Implications and Comparison with other studies
This is the first analysis to explore the potential of new and future direct-acting HCV antiviral therapy as prevention in a range of global prevalence settings, and supports previous modeling studies indicating HCV antiviral treatment could reduce transmission and HCV prevalence among PWID(12-16). In contrast, mathematical models have shown scale-up of OST/NSP could have considerable impact in areas with historically low levels of OST/NSP, but in many developed countries where coverage is already high (such as our sites) the scale-up required (e.g. 80% PWID on OST or high coverage NSP for 15 years) would be unachievable and unsustainable, and would achieve less impact than modest levels of HCV treatment(9).

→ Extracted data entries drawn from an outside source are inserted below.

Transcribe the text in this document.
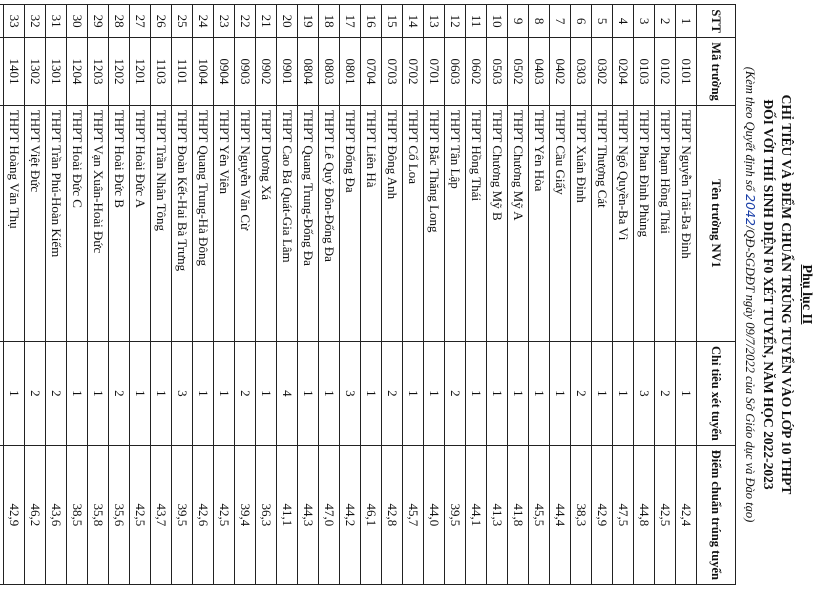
Phụ lục II
CHỈ TIÊU VÀ ĐIỂM CHUẨN TRÚNG TUYỂN VÀO LỚP 10 THPT
ĐỐI VỚI THÍ SINH DIỆN F0 XÉT TUYỂN, NĂM HỌC 2022-2023
(Kèm theo Quyết định số 2042/QĐ-SGDĐT ngày 09/7/2022 của Sở Giáo dục và Đào tạo)
STT	Mã trường	Tên trường NV1	Chỉ tiêu xét tuyển	Điểm chuẩn trúng tuyển
1	0101	THPT Nguyễn Trãi-Ba Đình	1	42,4
2	0102	THPT Phạm Hồng Thái	2	42,5
3	0103	THPT Phan Đình Phùng	3	44,8
4	0204	THPT Ngô Quyền-Ba Vì	1	47,5
5	0302	THPT Thượng Cát	1	42,9
6	0303	THPT Xuân Đỉnh	2	38,3
7	0402	THPT Cầu Giấy	1	44,4
8	0403	THPT Yên Hòa	1	45,5
9	0502	THPT Chương Mỹ A	1	41,8
10	0503	THPT Chương Mỹ B	1	41,3
11	0602	THPT Hồng Thái	1	44,1
12	0603	THPT Tân Lập	2	39,5
13	0701	THPT Bắc Thăng Long	1	44,0
14	0702	THPT Cổ Loa	1	45,7
15	0703	THPT Đông Anh	2	42,8
16	0704	THPT Liên Hà	1	46,1
17	0801	THPT Đống Đa	3	44,2
18	0803	THPT Lê Quý Đôn-Đống Đa	1	47,0
19	0804	THPT Quang Trung-Đống Đa	1	44,3
20	0901	THPT Cao Bá Quát-Gia Lâm	4	41,1
21	0902	THPT Dương Xá	1	36,3
22	0903	THPT Nguyễn Văn Cừ	2	39,4
23	0904	THPT Yên Viên	1	42,5
24	1004	THPT Quang Trung-Hà Đông	1	42,6
25	1101	THPT Đoàn Kết-Hai Bà Trưng	3	39,5
26	1103	THPT Trần Nhân Tông	1	43,7
27	1201	THPT Hoài Đức A	1	42,5
28	1202	THPT Hoài Đức B	2	35,6
29	1203	THPT Vạn Xuân-Hoài Đức	1	35,8
30	1204	THPT Hoài Đức C	1	38,5
31	1301	THPT Trần Phú-Hoàn Kiếm	2	43,6
32	1302	THPT Việt Đức	2	46,2
33	1401	THPT Hoàng Văn Thụ	1	42,9
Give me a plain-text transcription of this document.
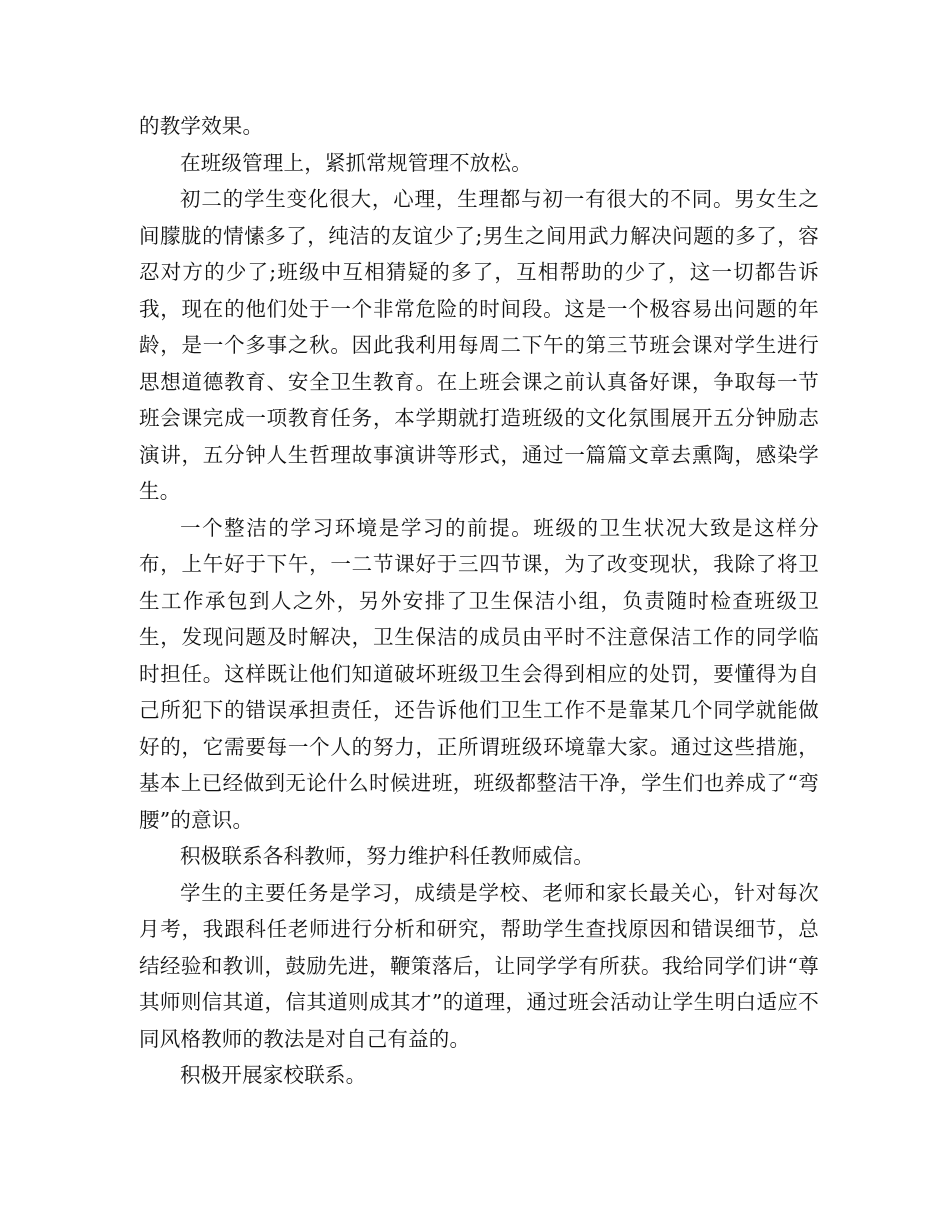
的教学效果。

在班级管理上，紧抓常规管理不放松。

初二的学生变化很大，心理，生理都与初一有很大的不同。男女生之间朦胧的情愫多了，纯洁的友谊少了;男生之间用武力解决问题的多了，容忍对方的少了;班级中互相猜疑的多了，互相帮助的少了，这一切都告诉我，现在的他们处于一个非常危险的时间段。这是一个极容易出问题的年龄，是一个多事之秋。因此我利用每周二下午的第三节班会课对学生进行思想道德教育、安全卫生教育。在上班会课之前认真备好课，争取每一节班会课完成一项教育任务，本学期就打造班级的文化氛围展开五分钟励志演讲，五分钟人生哲理故事演讲等形式，通过一篇篇文章去熏陶，感染学生。

一个整洁的学习环境是学习的前提。班级的卫生状况大致是这样分布，上午好于下午，一二节课好于三四节课，为了改变现状，我除了将卫生工作承包到人之外，另外安排了卫生保洁小组，负责随时检查班级卫生，发现问题及时解决，卫生保洁的成员由平时不注意保洁工作的同学临时担任。这样既让他们知道破坏班级卫生会得到相应的处罚，要懂得为自己所犯下的错误承担责任，还告诉他们卫生工作不是靠某几个同学就能做好的，它需要每一个人的努力，正所谓班级环境靠大家。通过这些措施，基本上已经做到无论什么时候进班，班级都整洁干净，学生们也养成了“弯腰”的意识。

积极联系各科教师，努力维护科任教师威信。

学生的主要任务是学习，成绩是学校、老师和家长最关心，针对每次月考，我跟科任老师进行分析和研究，帮助学生查找原因和错误细节，总结经验和教训，鼓励先进，鞭策落后，让同学学有所获。我给同学们讲“尊其师则信其道，信其道则成其才”的道理，通过班会活动让学生明白适应不同风格教师的教法是对自己有益的。

积极开展家校联系。
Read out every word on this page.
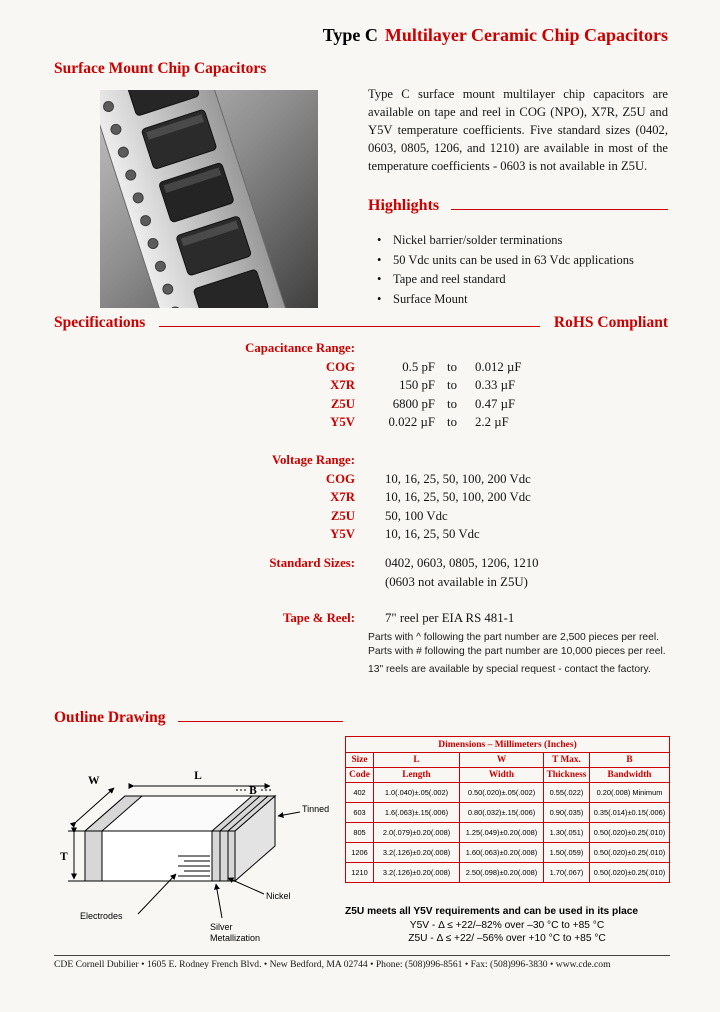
Type C Multilayer Ceramic Chip Capacitors
Surface Mount Chip Capacitors
Type C surface mount multilayer chip capacitors are available on tape and reel in COG (NPO), X7R, Z5U and Y5V temperature coefficients. Five standard sizes (0402, 0603, 0805, 1206, and 1210) are available in most of the temperature coefficients - 0603 is not available in Z5U.
Highlights
•
Nickel barrier/solder terminations
•
50 Vdc units can be used in 63 Vdc applications
•
Tape and reel standard
•
Surface Mount
Specifications	RoHS Compliant
Capacitance Range:
COG	0.5 pF to	0.012 µF
X7R	150 pF to	0.33 µF
Z5U	6800 pF to	0.47 µF
Y5V	0.022 µF to	2.2 µF
Voltage Range:
COG	10, 16, 25, 50, 100, 200 Vdc
X7R	10, 16, 25, 50, 100, 200 Vdc
Z5U	50, 100 Vdc
Y5V	10, 16, 25, 50 Vdc
Standard Sizes:	0402, 0603, 0805, 1206, 1210
(0603 not available in Z5U)
Tape & Reel:	7" reel per EIA RS 481-1
Parts with ^ following the part number are 2,500 pieces per reel. Parts with # following the part number are 10,000 pieces per reel.
13" reels are available by special request - contact the factory.
Outline Drawing
W	L
B
T
Tinned
Nickel
Silver
Metallization
Electrodes
Dimensions – Millimeters (Inches)				
Size	L	W	T Max.	B
Code	Length	Width	Thickness	Bandwidth
402	1.0(.040)±.05(.002)	0.50(.020)±.05(.002)	0.55(.022)	0.20(.008) Minimum
603	1.6(.063)±.15(.006)	0.80(.032)±.15(.006)	0.90(.035)	0.35(.014)±0.15(.006)
805	2.0(.079)±0.20(.008)	1.25(.049)±0.20(.008)	1.30(.051)	0.50(.020)±0.25(.010)
1206	3.2(.126)±0.20(.008)	1.60(.063)±0.20(.008)	1.50(.059)	0.50(.020)±0.25(.010)
1210	3.2(.126)±0.20(.008)	2.50(.098)±0.20(.008)	1.70(.067)	0.50(.020)±0.25(.010)
Z5U meets all Y5V requirements and can be used in its place
Y5V - Δ ≤ +22/–82% over –30 °C to +85 °C
Z5U - Δ ≤ +22/ –56% over +10 °C to +85 °C
CDE Cornell Dubilier • 1605 E. Rodney French Blvd. • New Bedford, MA 02744 • Phone: (508)996-8561 • Fax: (508)996-3830 • www.cde.com
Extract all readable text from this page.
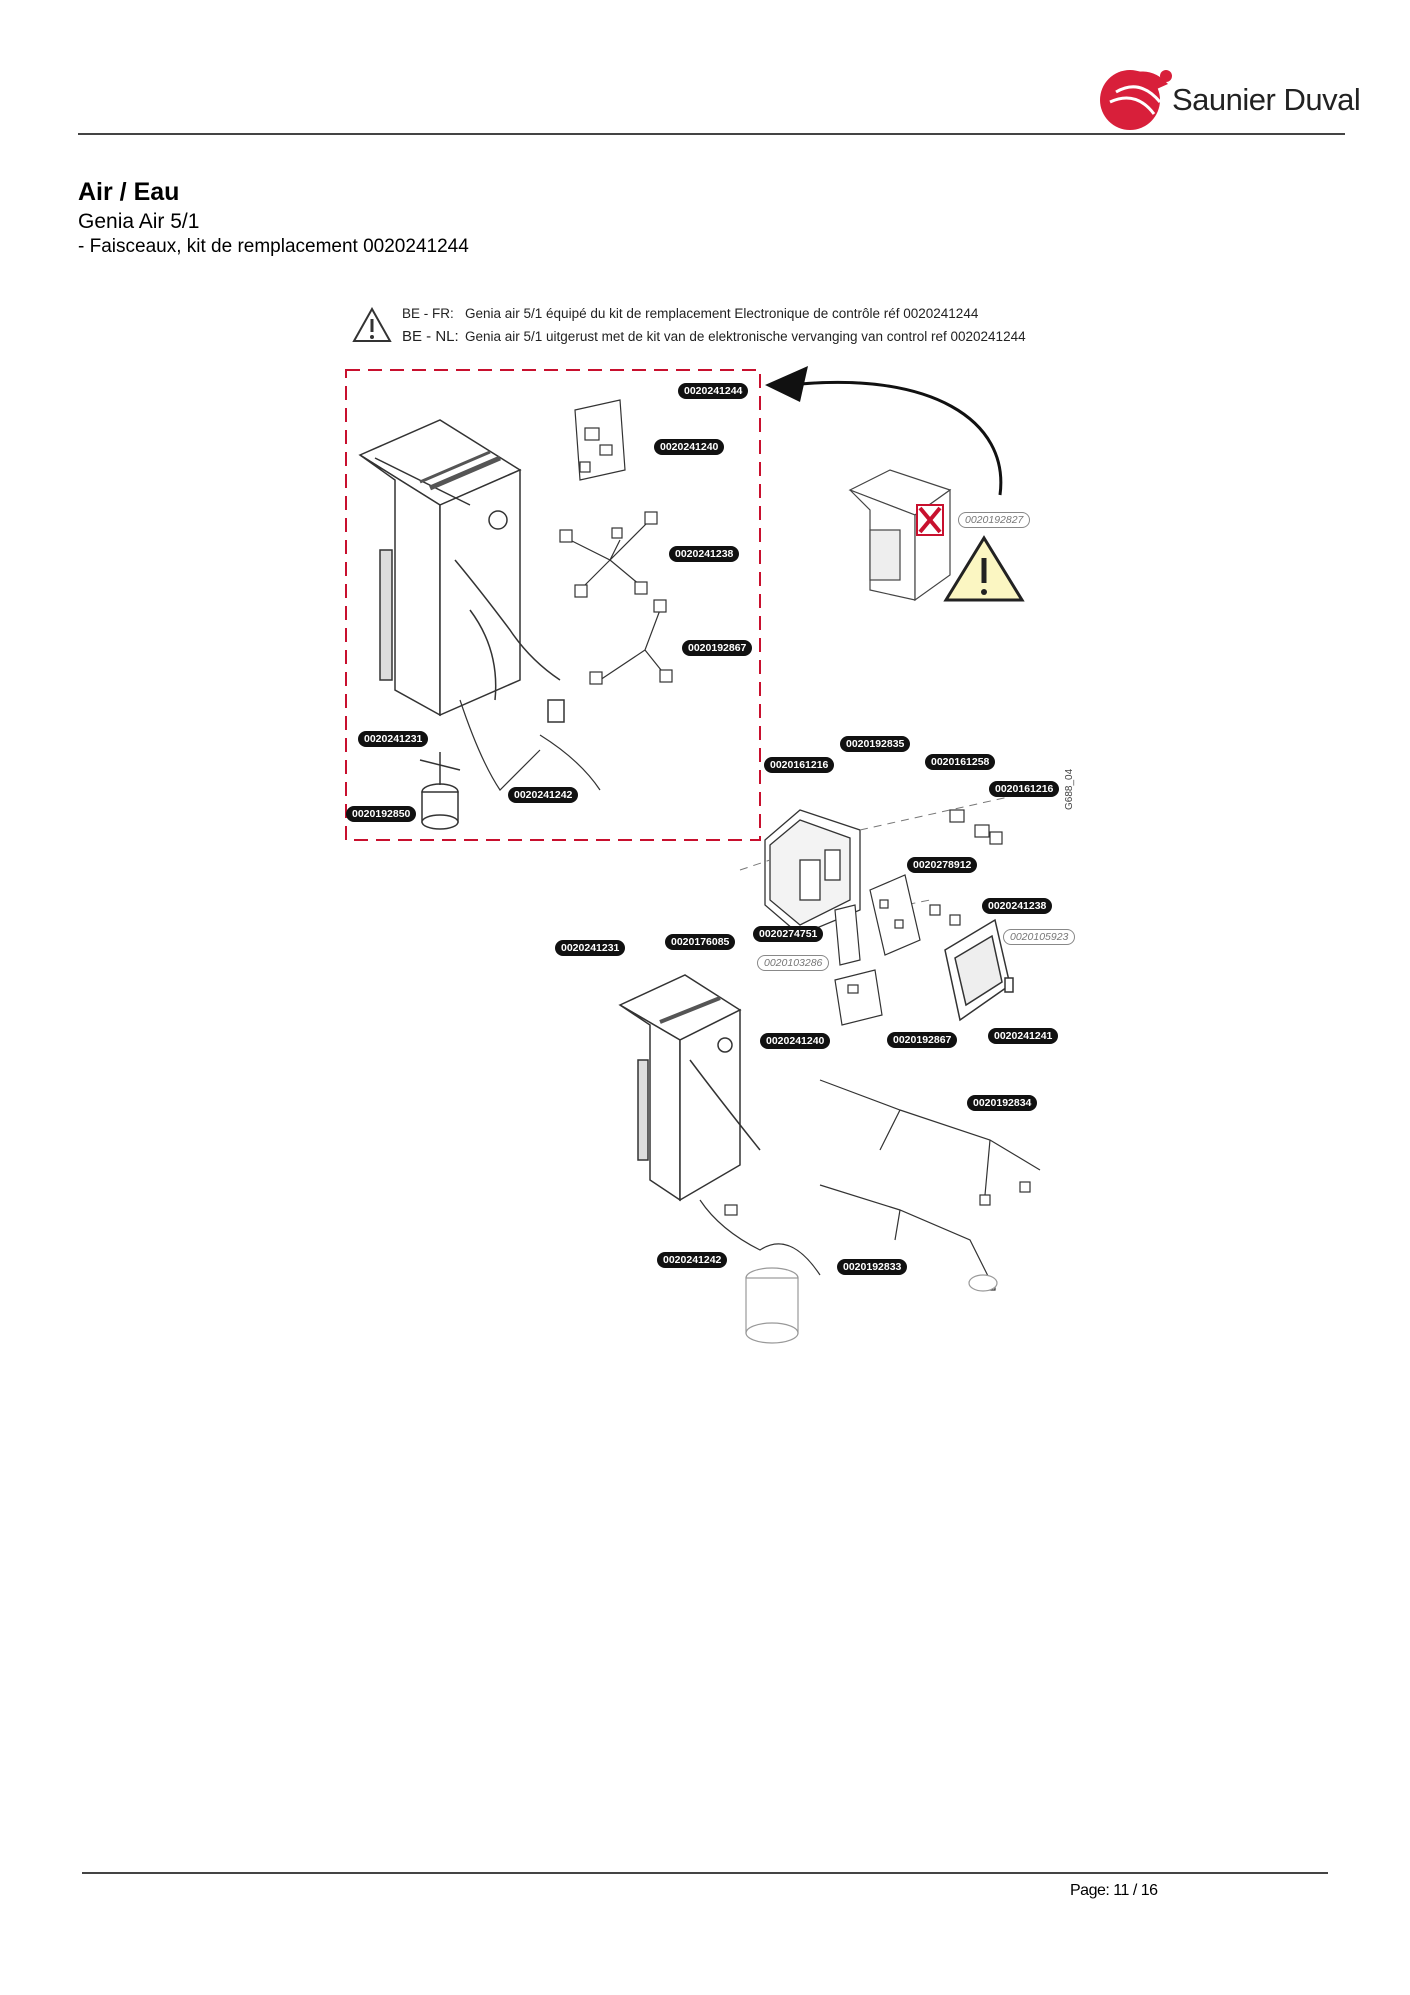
Saunier Duval
Air / Eau
Genia Air 5/1
- Faisceaux, kit de remplacement 0020241244
BE - FR: Genia air 5/1 équipé du kit de remplacement Electronique de contrôle réf 0020241244
BE - NL: Genia air 5/1 uitgerust met de kit van de elektronische vervanging van control ref 0020241244
0020241244
0020241240
0020241238
0020192867
0020241231
0020192850
0020241242
0020192835
0020161216	0020161258
0020161216
0020278912
0020241238
0020105923
0020241231	0020176085
0020274751
0020103286
0020241240	0020192867	0020241241
0020192834
0020241242
0020192833
0020192827
G688_04
Page: 11 / 16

Overall, the projections suggest IFN-free DAA HCV treatment as prevention is a feasible option for reducing the future burden of HCV-related disease, which is of critical public health importance given the lack of alternative effective HCV prevention strategies. HCV treatment is cost-effective, and in most settings treatment of PWID is highly cost effective(17) primarily because of the potential prevention benefit and reduction in secondary transmission.
A question still remains, though, as to whether scaling-up is affordable - especially if the drugs are marketed at similar cost to existing therapy. Expansion will be costly, and so any future scale-up of HCV treatment for prevention will require drug-price reform, especially for lower and middle income settings, but possibly also for developed countries that require high treatment rates.